There are times when you want or need a tall plant that grows well indoors, adds to the decor, and has structural good looks. The common choice is a weeping fig, which is a lovely plant but often a bit finicky.
I'd like to suggest another choice, which I consider easier to grow. The lady palm (Rhapis excelsa) is an elegant plant with an appearance that's a bit out of the ordinary. Its thick leaves are wide and blunt on the ends. Its stems are covered with what looks like brown fuzz.
Like weeping figs, lady palms prefer good light, but they aren't fussy about humidity or temperature -- as long as it isn't below 26 degrees F., or above 100 degrees F.
Although it isn't as easy to find lady palms for sale as it is many other houseplants, you've seen them before -- they're often part of the interiorscaping in shopping malls and office buildings.
Is this the perfect large houseplant?
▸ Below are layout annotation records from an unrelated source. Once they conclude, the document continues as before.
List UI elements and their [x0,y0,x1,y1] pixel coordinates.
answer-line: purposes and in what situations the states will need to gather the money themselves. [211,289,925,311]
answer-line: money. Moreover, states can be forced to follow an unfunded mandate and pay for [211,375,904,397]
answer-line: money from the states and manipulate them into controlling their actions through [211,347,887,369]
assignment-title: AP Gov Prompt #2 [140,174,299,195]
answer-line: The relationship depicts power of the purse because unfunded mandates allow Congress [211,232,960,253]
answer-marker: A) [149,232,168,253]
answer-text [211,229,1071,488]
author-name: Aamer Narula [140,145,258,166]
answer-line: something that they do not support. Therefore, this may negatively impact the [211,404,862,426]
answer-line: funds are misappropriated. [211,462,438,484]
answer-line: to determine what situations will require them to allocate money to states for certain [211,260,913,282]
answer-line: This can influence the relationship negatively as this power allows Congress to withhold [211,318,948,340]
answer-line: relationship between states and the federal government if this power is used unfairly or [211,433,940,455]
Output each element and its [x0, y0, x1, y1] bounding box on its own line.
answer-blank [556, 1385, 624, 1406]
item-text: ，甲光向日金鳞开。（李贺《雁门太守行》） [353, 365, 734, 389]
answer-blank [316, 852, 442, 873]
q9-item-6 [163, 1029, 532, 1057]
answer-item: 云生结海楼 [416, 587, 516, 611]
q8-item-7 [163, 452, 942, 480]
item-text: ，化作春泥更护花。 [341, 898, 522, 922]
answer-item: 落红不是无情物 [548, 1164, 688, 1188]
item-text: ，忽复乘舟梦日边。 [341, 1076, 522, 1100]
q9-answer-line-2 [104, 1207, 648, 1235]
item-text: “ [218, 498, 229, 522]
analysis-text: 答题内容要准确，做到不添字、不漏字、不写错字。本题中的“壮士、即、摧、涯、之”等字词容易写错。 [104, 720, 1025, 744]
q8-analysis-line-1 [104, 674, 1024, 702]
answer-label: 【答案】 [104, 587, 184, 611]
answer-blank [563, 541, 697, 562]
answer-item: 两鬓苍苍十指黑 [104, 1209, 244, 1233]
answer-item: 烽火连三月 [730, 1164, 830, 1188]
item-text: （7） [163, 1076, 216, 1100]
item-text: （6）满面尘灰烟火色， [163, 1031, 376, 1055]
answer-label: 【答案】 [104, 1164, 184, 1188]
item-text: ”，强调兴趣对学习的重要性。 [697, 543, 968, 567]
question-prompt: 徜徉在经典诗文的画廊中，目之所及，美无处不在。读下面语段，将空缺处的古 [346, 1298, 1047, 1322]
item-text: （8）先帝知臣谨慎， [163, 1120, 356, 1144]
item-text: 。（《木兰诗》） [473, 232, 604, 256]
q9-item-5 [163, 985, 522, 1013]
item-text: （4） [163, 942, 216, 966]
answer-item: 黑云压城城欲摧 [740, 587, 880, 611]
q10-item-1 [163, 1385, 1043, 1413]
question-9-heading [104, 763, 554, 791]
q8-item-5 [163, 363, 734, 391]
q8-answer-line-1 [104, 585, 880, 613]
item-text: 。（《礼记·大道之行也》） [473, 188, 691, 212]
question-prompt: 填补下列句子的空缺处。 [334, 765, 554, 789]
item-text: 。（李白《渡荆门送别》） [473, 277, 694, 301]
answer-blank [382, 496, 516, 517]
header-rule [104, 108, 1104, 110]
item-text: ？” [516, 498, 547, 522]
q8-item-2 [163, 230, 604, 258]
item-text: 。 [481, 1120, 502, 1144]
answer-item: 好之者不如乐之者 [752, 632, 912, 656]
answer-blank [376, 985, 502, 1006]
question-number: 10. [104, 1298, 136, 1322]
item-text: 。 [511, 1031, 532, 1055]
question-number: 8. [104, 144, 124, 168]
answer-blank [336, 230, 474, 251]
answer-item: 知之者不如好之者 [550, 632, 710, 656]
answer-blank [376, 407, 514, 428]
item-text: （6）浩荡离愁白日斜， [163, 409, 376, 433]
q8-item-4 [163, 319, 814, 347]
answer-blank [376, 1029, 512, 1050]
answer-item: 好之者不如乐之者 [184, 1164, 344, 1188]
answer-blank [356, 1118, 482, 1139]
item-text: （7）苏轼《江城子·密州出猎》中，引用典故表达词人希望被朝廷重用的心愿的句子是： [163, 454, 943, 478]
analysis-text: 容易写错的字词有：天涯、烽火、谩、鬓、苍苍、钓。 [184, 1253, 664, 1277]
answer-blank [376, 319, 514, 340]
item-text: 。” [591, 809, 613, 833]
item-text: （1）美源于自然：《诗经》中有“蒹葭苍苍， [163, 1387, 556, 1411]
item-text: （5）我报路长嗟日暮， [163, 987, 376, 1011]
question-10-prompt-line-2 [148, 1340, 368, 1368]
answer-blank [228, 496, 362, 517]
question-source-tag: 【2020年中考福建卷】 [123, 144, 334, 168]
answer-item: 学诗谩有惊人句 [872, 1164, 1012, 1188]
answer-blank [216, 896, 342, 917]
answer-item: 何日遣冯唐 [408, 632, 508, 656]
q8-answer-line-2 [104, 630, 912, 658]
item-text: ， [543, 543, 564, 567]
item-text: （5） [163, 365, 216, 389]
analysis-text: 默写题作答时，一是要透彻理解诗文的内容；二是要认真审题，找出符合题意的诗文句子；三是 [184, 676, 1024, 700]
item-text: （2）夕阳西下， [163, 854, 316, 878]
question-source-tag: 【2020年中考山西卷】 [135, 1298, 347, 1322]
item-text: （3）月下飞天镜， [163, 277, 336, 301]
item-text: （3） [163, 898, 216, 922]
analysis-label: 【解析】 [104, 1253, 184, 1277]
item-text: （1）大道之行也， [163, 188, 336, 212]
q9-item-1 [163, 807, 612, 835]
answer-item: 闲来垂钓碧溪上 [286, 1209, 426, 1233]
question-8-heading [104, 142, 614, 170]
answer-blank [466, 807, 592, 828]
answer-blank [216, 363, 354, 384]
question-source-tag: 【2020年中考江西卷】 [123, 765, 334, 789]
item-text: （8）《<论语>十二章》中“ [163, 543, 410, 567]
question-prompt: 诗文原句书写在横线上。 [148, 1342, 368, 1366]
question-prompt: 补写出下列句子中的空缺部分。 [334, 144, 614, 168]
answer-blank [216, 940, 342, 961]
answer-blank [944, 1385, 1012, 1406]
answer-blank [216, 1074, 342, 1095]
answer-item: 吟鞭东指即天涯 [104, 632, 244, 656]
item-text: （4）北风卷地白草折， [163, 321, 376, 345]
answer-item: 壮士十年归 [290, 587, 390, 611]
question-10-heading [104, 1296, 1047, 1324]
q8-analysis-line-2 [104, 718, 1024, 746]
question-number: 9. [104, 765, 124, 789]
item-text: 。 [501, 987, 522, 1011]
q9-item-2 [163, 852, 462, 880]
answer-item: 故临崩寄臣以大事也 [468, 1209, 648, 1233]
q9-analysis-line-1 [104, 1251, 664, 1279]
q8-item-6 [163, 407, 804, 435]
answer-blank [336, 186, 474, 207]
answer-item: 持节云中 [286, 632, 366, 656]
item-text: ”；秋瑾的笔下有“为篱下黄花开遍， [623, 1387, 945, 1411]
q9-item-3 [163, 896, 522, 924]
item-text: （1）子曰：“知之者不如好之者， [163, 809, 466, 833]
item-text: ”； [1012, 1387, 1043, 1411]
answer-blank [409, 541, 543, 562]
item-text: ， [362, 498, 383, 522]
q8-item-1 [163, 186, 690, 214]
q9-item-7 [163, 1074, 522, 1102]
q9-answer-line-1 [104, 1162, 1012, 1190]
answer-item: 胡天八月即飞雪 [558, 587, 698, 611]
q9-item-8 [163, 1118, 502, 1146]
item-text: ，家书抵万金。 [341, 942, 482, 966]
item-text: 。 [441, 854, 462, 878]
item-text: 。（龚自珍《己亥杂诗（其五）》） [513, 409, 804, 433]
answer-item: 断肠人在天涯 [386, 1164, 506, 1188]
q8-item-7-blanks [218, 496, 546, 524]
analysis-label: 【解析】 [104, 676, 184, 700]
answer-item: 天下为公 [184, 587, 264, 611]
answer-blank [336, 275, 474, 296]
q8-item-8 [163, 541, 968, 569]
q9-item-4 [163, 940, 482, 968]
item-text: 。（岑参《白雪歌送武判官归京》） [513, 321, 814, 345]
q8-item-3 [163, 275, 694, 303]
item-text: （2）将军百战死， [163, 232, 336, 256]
Well, not really. For one thing, they're expensive. That's because they're slow growers. And that slow growth habit can be a drawback for the homeowner, too -- or a blessing.
Often, I buy a plant for a particular place indoors and want a plant that fits there perfectly. If it grows quickly, it soon has to be moved somewhere else and I have to find another for the original spot.
But if you want to save money and buy a smaller lady palm, you'll be waiting quite a while for it to grow large. Ones with variegated leaves grow even more slowly than all-green types, but also can tolerate lower light levels.
I remember ordering my first lady palm from Texas years ago, wondering if I was making a big mistake paying what seemed like a fortune for it. I can honestly say I never regretted it. I think you'll feel the same way.